After a public hearing at which nobody spoke, the board appeared to be ready to reduce the maximum height to 27 feet while leaving the current 35-foot height limit in place for houses with traditional peaked roofs. However, board members agreed the proposed height restriction could be reduced even more, with board members Dianne Skilbred and James Laspesa saying they would support a height limit of only 25 feet for flat roofs.
In the end, the board agreed to a compromise that will create a limit of 25 feet on lots of 1 acre or smaller while allowing a height of 27 feet on larger lots. Because of the changes to the original proposal, the board said it would draft a new version of the law, which should be ready by December’s meeting, before holding another hearing.
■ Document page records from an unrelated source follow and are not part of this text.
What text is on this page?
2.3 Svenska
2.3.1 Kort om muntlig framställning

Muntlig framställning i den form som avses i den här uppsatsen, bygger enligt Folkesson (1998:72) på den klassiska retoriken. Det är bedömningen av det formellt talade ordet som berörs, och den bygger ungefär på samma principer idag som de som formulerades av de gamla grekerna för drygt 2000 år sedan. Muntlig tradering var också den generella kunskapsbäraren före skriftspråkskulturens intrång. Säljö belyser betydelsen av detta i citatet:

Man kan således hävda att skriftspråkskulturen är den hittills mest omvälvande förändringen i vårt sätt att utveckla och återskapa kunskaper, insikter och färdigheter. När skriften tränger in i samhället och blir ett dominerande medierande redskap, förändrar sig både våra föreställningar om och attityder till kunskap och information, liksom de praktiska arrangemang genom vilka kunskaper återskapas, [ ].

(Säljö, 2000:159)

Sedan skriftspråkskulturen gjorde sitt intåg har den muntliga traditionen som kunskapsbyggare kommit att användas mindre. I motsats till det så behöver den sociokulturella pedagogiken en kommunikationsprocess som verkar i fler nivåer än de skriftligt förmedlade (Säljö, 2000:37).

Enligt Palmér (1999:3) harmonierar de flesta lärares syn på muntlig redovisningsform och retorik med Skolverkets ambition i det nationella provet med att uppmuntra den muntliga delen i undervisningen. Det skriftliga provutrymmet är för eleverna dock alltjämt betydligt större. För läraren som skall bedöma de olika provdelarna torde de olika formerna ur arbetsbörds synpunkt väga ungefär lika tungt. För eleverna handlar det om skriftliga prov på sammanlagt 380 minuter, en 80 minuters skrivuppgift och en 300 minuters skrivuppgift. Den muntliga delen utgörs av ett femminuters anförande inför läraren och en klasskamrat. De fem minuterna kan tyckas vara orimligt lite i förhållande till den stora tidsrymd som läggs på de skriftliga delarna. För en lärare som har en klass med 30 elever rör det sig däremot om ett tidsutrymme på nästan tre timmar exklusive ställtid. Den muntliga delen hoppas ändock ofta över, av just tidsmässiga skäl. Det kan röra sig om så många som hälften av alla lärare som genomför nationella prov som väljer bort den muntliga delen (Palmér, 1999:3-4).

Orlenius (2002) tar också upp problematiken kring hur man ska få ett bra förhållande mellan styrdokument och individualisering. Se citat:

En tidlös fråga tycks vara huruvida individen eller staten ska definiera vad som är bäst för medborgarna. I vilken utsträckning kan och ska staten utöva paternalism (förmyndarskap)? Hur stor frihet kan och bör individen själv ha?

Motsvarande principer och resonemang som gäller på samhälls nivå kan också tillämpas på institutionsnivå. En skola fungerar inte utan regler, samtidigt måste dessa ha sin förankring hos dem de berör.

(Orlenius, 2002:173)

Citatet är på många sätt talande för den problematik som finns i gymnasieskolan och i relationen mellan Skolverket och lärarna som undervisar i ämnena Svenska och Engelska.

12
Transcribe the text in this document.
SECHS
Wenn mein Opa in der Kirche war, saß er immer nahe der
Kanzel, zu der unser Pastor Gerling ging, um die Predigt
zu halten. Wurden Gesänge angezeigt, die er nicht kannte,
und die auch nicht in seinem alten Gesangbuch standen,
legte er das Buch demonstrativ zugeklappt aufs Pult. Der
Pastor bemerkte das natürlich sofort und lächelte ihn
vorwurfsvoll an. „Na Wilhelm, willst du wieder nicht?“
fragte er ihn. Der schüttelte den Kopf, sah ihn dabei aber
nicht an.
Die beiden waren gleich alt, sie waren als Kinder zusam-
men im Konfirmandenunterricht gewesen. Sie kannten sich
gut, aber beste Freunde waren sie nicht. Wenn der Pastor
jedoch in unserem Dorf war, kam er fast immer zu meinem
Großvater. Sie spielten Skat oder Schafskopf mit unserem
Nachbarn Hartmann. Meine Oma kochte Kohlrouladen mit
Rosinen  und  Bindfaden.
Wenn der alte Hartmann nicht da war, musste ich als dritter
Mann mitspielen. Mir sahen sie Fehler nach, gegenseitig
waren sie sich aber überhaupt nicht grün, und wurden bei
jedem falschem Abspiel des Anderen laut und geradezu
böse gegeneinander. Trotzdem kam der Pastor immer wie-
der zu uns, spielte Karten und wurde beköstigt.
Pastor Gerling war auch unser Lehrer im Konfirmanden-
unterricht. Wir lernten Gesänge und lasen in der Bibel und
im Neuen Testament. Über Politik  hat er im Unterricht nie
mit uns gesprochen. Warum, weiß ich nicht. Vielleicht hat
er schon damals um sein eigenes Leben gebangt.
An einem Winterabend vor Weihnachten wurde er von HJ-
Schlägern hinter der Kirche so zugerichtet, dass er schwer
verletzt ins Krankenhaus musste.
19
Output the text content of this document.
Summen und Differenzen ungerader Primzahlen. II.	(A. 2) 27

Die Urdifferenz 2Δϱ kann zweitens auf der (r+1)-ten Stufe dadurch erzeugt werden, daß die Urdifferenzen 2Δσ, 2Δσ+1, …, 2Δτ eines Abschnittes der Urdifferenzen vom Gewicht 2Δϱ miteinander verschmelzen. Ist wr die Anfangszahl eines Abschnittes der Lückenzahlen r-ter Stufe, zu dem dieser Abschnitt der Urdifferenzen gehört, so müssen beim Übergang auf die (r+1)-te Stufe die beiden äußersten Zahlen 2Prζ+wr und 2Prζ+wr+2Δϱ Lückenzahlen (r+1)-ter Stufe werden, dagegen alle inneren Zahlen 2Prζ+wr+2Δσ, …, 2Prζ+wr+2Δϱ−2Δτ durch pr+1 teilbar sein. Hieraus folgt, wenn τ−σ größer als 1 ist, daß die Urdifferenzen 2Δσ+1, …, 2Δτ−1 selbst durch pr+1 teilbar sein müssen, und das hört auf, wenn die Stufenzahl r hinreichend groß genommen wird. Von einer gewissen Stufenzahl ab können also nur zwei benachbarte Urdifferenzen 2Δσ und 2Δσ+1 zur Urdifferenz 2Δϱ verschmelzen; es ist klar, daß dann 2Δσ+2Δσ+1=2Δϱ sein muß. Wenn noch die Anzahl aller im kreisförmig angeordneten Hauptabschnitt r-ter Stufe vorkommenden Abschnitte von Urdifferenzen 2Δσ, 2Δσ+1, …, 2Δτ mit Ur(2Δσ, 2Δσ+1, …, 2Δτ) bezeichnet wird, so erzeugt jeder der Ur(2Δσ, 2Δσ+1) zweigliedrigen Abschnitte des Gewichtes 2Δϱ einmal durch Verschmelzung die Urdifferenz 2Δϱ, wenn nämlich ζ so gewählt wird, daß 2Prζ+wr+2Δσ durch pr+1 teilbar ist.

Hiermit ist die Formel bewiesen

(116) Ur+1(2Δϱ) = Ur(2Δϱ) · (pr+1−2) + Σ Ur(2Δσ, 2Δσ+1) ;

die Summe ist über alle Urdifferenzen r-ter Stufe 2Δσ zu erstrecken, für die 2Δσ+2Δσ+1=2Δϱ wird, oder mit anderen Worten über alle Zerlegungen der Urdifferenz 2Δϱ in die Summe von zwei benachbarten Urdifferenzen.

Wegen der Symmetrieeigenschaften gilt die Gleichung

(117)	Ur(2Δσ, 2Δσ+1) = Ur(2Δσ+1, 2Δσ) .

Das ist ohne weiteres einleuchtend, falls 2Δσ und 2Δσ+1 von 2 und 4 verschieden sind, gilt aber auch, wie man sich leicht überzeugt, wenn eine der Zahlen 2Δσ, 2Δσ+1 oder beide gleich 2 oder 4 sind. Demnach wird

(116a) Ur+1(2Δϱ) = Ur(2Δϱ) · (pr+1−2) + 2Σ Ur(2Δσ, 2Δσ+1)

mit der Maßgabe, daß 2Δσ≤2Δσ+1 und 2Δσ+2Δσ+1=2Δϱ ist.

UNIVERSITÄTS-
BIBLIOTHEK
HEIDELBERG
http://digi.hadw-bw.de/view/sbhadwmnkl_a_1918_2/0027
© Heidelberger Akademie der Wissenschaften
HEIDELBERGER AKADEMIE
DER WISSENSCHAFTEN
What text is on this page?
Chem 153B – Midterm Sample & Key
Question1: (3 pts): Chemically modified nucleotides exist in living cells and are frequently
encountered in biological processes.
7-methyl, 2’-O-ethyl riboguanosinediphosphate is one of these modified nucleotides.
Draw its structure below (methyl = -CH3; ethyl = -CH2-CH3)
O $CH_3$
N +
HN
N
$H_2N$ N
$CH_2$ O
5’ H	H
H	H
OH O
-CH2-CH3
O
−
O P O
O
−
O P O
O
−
Mayor Jeff Sander said the board had decided to tackle the height issue after hearing several comments about new homes and learning that many neighboring municipalities have tighter restrictions on flat-roofed structures.
Jane Holden, a broker with Brown Harris Stevens, appeared before the board to ask it to lift a prohibition against open house signs. “I have a right to make a living just as I have a right to represent the people who are trying to sell their homes,” she told the board, asking that brokers be allowed to post open house signs for a reasonable time period on the day of the event. “If somebody leaves them up, they deserve to be taken down,” she added.
The board agreed that the temporary postings would not be that big a deal and agreed to allow open houses to be advertised for up to three hours. “We aren’t going to go out there with a stopwatch,” said Mayor Sander, whose wife is a real estate broker. “We’ll just monitor it to see if it is a problem.”